The study clearly lays out the stakes of these anti-energy bills: “The lack of new supply would also serve to make electricity more expensive through more and longer periods of scarcity pricing. This capacity shortfall would represent a significant threat to grid reliability as basic grid resource adequacy requirements would not be satisfied. It would also serve as a barrier to Texas’s economic growth as it would diminish the amount of investment in new supply while also preventing investment in new loads as they might not be able to connect to the grid in a timely fashion.

“Those loads might move to other states where electricity supply is available,” the study authors added, “taking their economic development and jobs with them.”

Haverlah said that if the state really wants to improve reliability and reduce costs, the legislature should empower and require thorough review of electric utility rate costs and performance. Those costs have significantly increased customer bills and could lead to up to a 40 percent increase in costs by 2030.

Anti-energy bills like SB 819 and SB 388, as well as SB 715/HB 3356, which was heard in the House Committee on State Affairs today, undermine TCA’s goals of increased reliability and affordable electric bills.

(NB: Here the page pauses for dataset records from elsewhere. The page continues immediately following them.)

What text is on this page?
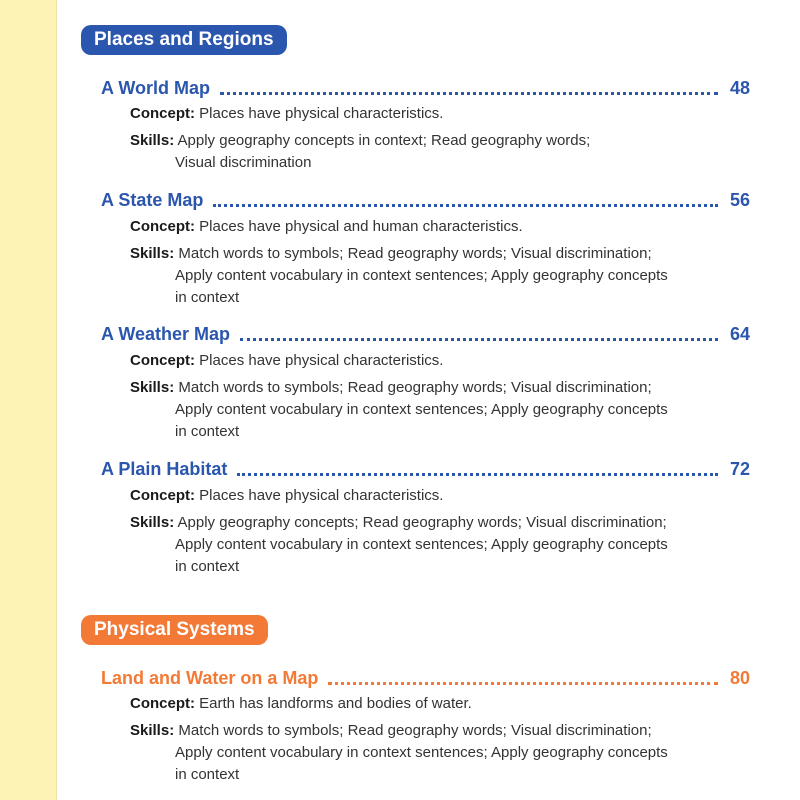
Places and Regions
A World Map	48
Concept: Places have physical characteristics.
Skills: Apply geography concepts in context; Read geography words;
Visual discrimination
A State Map	56
Concept: Places have physical and human characteristics.
Skills: Match words to symbols; Read geography words; Visual discrimination;
Apply content vocabulary in context sentences; Apply geography concepts
in context
A Weather Map	64
Concept: Places have physical characteristics.
Skills: Match words to symbols; Read geography words; Visual discrimination;
Apply content vocabulary in context sentences; Apply geography concepts
in context
A Plain Habitat	72
Concept: Places have physical characteristics.
Skills: Apply geography concepts; Read geography words; Visual discrimination;
Apply content vocabulary in context sentences; Apply geography concepts
in context
Physical Systems
Land and Water on a Map	80
Concept: Earth has landforms and bodies of water.
Skills: Match words to symbols; Read geography words; Visual discrimination;
Apply content vocabulary in context sentences; Apply geography concepts
in context
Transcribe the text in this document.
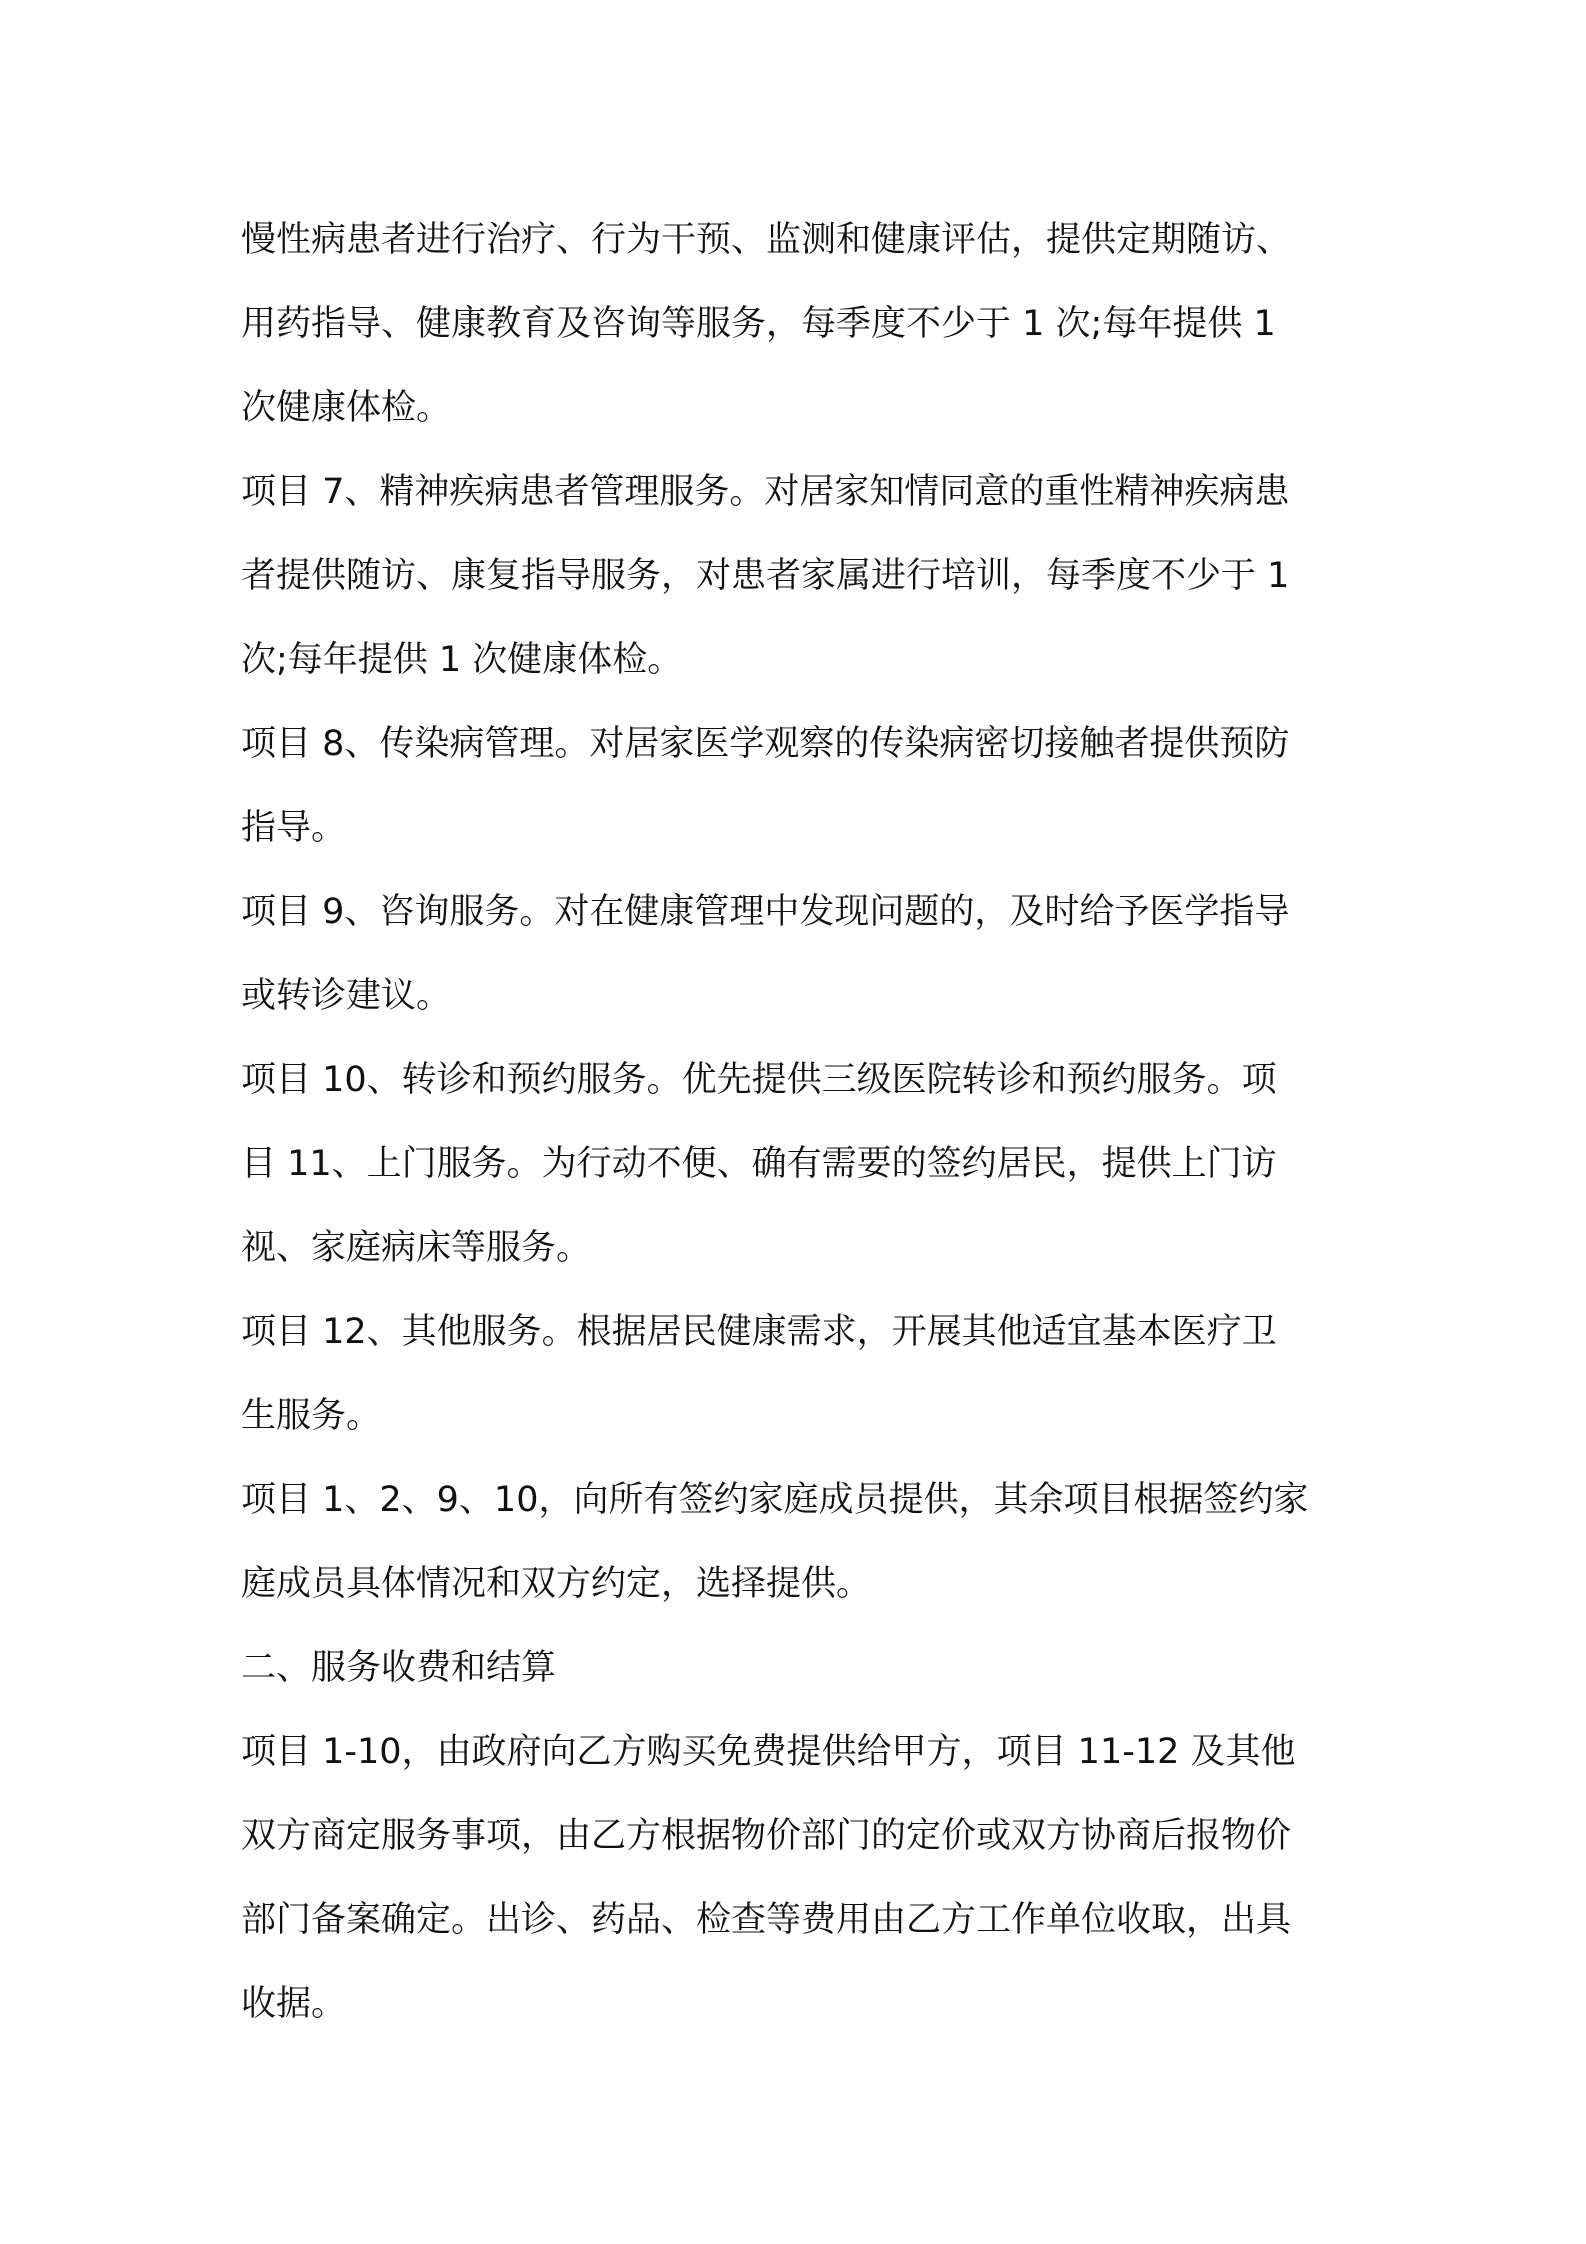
慢性病患者进行治疗、行为干预、监测和健康评估，提供定期随访、
用药指导、健康教育及咨询等服务，每季度不少于 1 次;每年提供 1
次健康体检。
项目 7、精神疾病患者管理服务。对居家知情同意的重性精神疾病患
者提供随访、康复指导服务，对患者家属进行培训，每季度不少于 1
次;每年提供 1 次健康体检。
项目 8、传染病管理。对居家医学观察的传染病密切接触者提供预防
指导。
项目 9、咨询服务。对在健康管理中发现问题的，及时给予医学指导
或转诊建议。
项目 10、转诊和预约服务。优先提供三级医院转诊和预约服务。项
目 11、上门服务。为行动不便、确有需要的签约居民，提供上门访
视、家庭病床等服务。
项目 12、其他服务。根据居民健康需求，开展其他适宜基本医疗卫
生服务。
项目 1、2、9、10，向所有签约家庭成员提供，其余项目根据签约家
庭成员具体情况和双方约定，选择提供。
二、服务收费和结算
项目 1-10，由政府向乙方购买免费提供给甲方，项目 11-12 及其他
双方商定服务事项，由乙方根据物价部门的定价或双方协商后报物价
部门备案确定。出诊、药品、检查等费用由乙方工作单位收取，出具
收据。
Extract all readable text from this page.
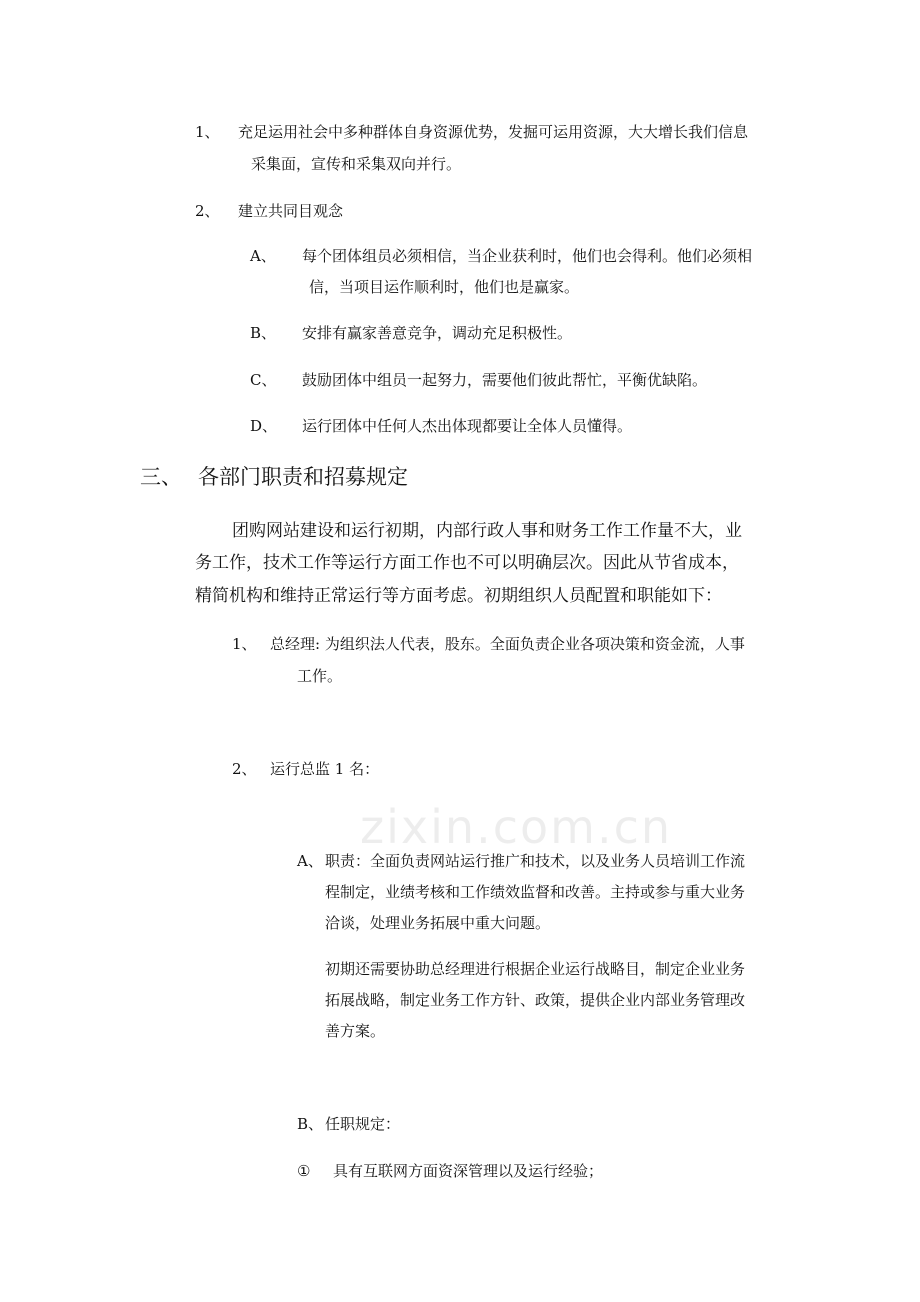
1、 充足运用社会中多种群体自身资源优势，发掘可运用资源，大大增长我们信息
采集面，宣传和采集双向并行。
2、 建立共同目观念
A、 每个团体组员必须相信，当企业获利时，他们也会得利。他们必须相
信，当项目运作顺利时，他们也是赢家。
B、 安排有赢家善意竞争，调动充足积极性。
C、 鼓励团体中组员一起努力，需要他们彼此帮忙，平衡优缺陷。
D、 运行团体中任何人杰出体现都要让全体人员懂得。
三、 各部门职责和招募规定
团购网站建设和运行初期，内部行政人事和财务工作工作量不大，业
务工作，技术工作等运行方面工作也不可以明确层次。因此从节省成本，
精简机构和维持正常运行等方面考虑。初期组织人员配置和职能如下：
1、 总经理: 为组织法人代表，股东。全面负责企业各项决策和资金流，人事
工作。
2、 运行总监 1 名：
A、 职责：全面负责网站运行推广和技术，以及业务人员培训工作流
程制定，业绩考核和工作绩效监督和改善。主持或参与重大业务
洽谈，处理业务拓展中重大问题。
初期还需要协助总经理进行根据企业运行战略目，制定企业业务
拓展战略，制定业务工作方针、政策，提供企业内部业务管理改
善方案。
B、 任职规定：
① 具有互联网方面资深管理以及运行经验；
zixin.com.cn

“SB 388 supposedly represents a policy effort to encourage grid reliability. … Given the unprecedented load growth expected over the next decade and the constrained ability to build new gas-fired power plants at the needed pace, this legislation might instead have the impact of stifling the overall growth of the grid – exacerbating the reliability concerns it purportedly seeks to address,” IdeaSmiths reported. “By tying renewable expansion to the deployment of natural gas capacity, SB 388 risks creating a bottleneck where neither clean energy nor firm capacity can scale up fast enough to meet the state’s needs.”